No versículo 5, Jesus pede ao Pai para reassumir a mesma glória que tinha antes da criação. Isto implica que o universo material não é eterno, mas foi criado por Deus (17.5; 24). Antes disso, nada de material existia. Mas aqui Jesus fala de uma glória partilhada entre o Pai e o Filho antes da criação. Esta passagem aponta para o “passado” e perscruta o “futuro”, que é ocasionalmente mencionado como se já fosse uma realidade presente (João 17.5, 24; 17. 4 , 11).

2. Jesus ora por seus discípulos (João 17.6-19). Nesta oração, antes de Sua morte sacrificial, Jesus define Seu propósito em morrer na Cruz (João 17.9). É verdade que Cristo realizou redenção suficiente para todos os homens, mas também é verdade que essa redenção é eficaz somente para aqueles que creem. Assim como é verdade que Jesus é o único Mediador disponível entre Deus e os homens, mas também é verdade que ele intercede ativamente somente por aqueles que, por intermédio dele, se achegam a Deus (Ryle, 2018). Por esta razão, está escrito: “É por eles que eu rogo; não rogo pelo mundo” (João 17.9).

Sete vezes Jesus afirmou que os discípulos lhe foram dados pelo Pai (João 17.2,6,8,9,11,12,24). Tudo e todos pertencem a Deus em virtude da criação, mas aqui está em vista a possessão por redenção. Deus deu um povo ao Redentor: “tu me deste” (Hebreus 2.10-13). 

Jesus é o bom pastor que deu sua vida pelas ovelhas (João 10.14-15, 26-29). Não fomos nós que inicialmente amamos a Deus; foi ele que nos amou primeiro (1 João 4.19). Não fomos nós que escolhemos Deus; foi ele que nos escolheu (João 15.16). Não fomos nós que chegamos a Cristo; foi o Pai que nos levou até ele (João 6.44). Jesus deixou claro que aqueles que o Pai lhe dá, estes é que vêm a ele, e aqueles que vêm a ele, de maneira alguma os lançará fora (João 6.37–40, 44). Jesus guardou e protegeu seus discípulos, e nenhum deles se perdeu, exceto “o filho da perdição” (João 17.12). Por que Jesus não guardou Judas Iscariotes? Porque Judas nunca pertenceu a Cristo. Jesus guardou fielmente todos os que o Pai lhe deu, mas Judas nunca lhe foi dado pelo Pai (João 17.12). Judas não cria em Jesus Cristo (João 6.64–71), não havia sido purificado (João 13.10-11), não estava entre os escolhidos (João 13.18-19) e não havia sido entregue a Cristo (João 18.5, 8,9).
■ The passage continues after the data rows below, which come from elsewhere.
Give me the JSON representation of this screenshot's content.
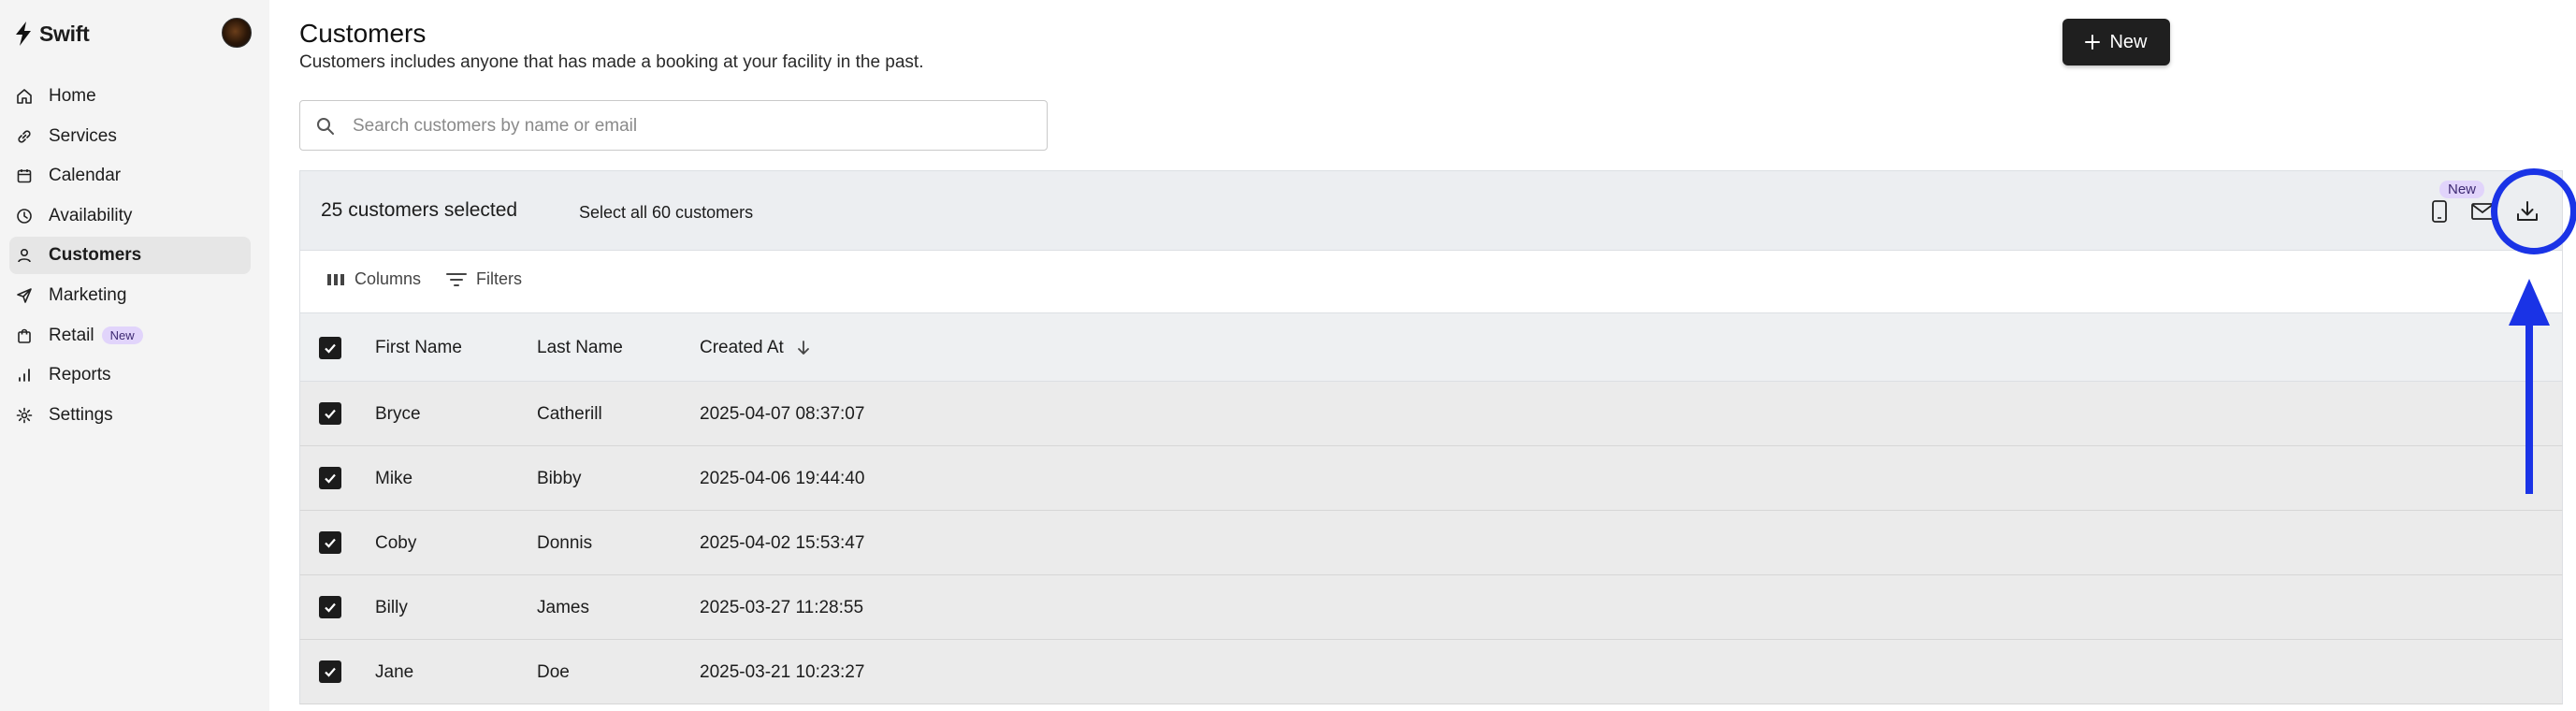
{
  "brand": {
    "name": "Swift"
  },
  "sidebar": {
    "items": [
      {
        "label": "Home",
        "icon": "home-icon",
        "active": false
      },
      {
        "label": "Services",
        "icon": "link-icon",
        "active": false
      },
      {
        "label": "Calendar",
        "icon": "calendar-icon",
        "active": false
      },
      {
        "label": "Availability",
        "icon": "clock-icon",
        "active": false
      },
      {
        "label": "Customers",
        "icon": "user-icon",
        "active": true
      },
      {
        "label": "Marketing",
        "icon": "send-icon",
        "active": false
      },
      {
        "label": "Retail",
        "icon": "shopping-bag-icon",
        "active": false,
        "badge": "New"
      },
      {
        "label": "Reports",
        "icon": "bar-chart-icon",
        "active": false
      },
      {
        "label": "Settings",
        "icon": "gear-icon",
        "active": false
      }
    ]
  },
  "header": {
    "title": "Customers",
    "subtitle": "Customers includes anyone that has made a booking at your facility in the past.",
    "new_button": "New"
  },
  "search": {
    "placeholder": "Search customers by name or email",
    "value": ""
  },
  "selection": {
    "count_label": "25 customers selected",
    "select_all_label": "Select all 60 customers",
    "new_tag": "New",
    "actions": [
      "phone-icon",
      "mail-icon",
      "download-icon"
    ]
  },
  "toolbar": {
    "columns_label": "Columns",
    "filters_label": "Filters"
  },
  "table": {
    "columns": [
      "First Name",
      "Last Name",
      "Created At"
    ],
    "sort": {
      "column": "Created At",
      "direction": "descending"
    },
    "rows": [
      {
        "first": "Bryce",
        "last": "Catherill",
        "created": "2025-04-07 08:37:07",
        "checked": true
      },
      {
        "first": "Mike",
        "last": "Bibby",
        "created": "2025-04-06 19:44:40",
        "checked": true
      },
      {
        "first": "Coby",
        "last": "Donnis",
        "created": "2025-04-02 15:53:47",
        "checked": true
      },
      {
        "first": "Billy",
        "last": "James",
        "created": "2025-03-27 11:28:55",
        "checked": true
      },
      {
        "first": "Jane",
        "last": "Doe",
        "created": "2025-03-21 10:23:27",
        "checked": true
      }
    ]
  },
  "colors": {
    "accent": "#1f1f1f",
    "badge_bg": "#e1d4fb",
    "annotation": "#1a33e6"
  }
}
Judas, portanto, era um incrédulo que nunca foi salvo. Aquela traição não foi um deslize momentâneo na vida de Judas. Jesus sabia que Judas era um “diabo” (João  6.70). Jesus sabia que ele era um ladrão (João 12.6).  

Judas viveu como um hipócrita no meio dos discípulos de Cristo. Por três anos Judas andou com Cristo, viu os milagres de Cristo e ouviu os ensinamentos de Cristo. Quando Jesus enviou os discípulos de dois a dois Judas estava no meio deles (Mateus 10.1-15, Lucas 9.1-2,6). Judas pregou o evangelho para os outros, orou pelos enfermos e até expulsou demónios no nome de Jesus (Lucas 10.17-19). Judas, entretanto, “abre o seu coração à voz do diabo e o diabo entrou nele e levou para o inferno” (Lopes, 2018). Vemos aqui o perigo de se ter apenas um conhecimento intelectual do evangelho, mas um coração ainda não convertido. Ao trair o Senhor Jesus, Judas simplesmente mostrou de quem ele era servo. A quem ele de facto obedecia. “Homens maus como Judas podem ocupar os postos mais altos na liderança das igrejas, mas jamais enganarão a Jesus” (Lopes, 2018). 

Por outro lado, Jesus testifica que aqueles que o Pai lhe deu creram nele e obedeceram a sua palavra de Deus (João 17.6-8). Jesus não desprezou os onze por causa de suas fraquezas, mas suportou-os e salvou-os, somente porque eles creram. Jesus pede ao Pai que aqueles que foram especialmente dados a ele sejam mantidos até o fim (João 17.9,11,15,20). Os crentes permanecem firmes e perseveram até o fim não por causa de suas próprias forças e bondade, mas porque Jesus intercede por eles (Lucas 22.32).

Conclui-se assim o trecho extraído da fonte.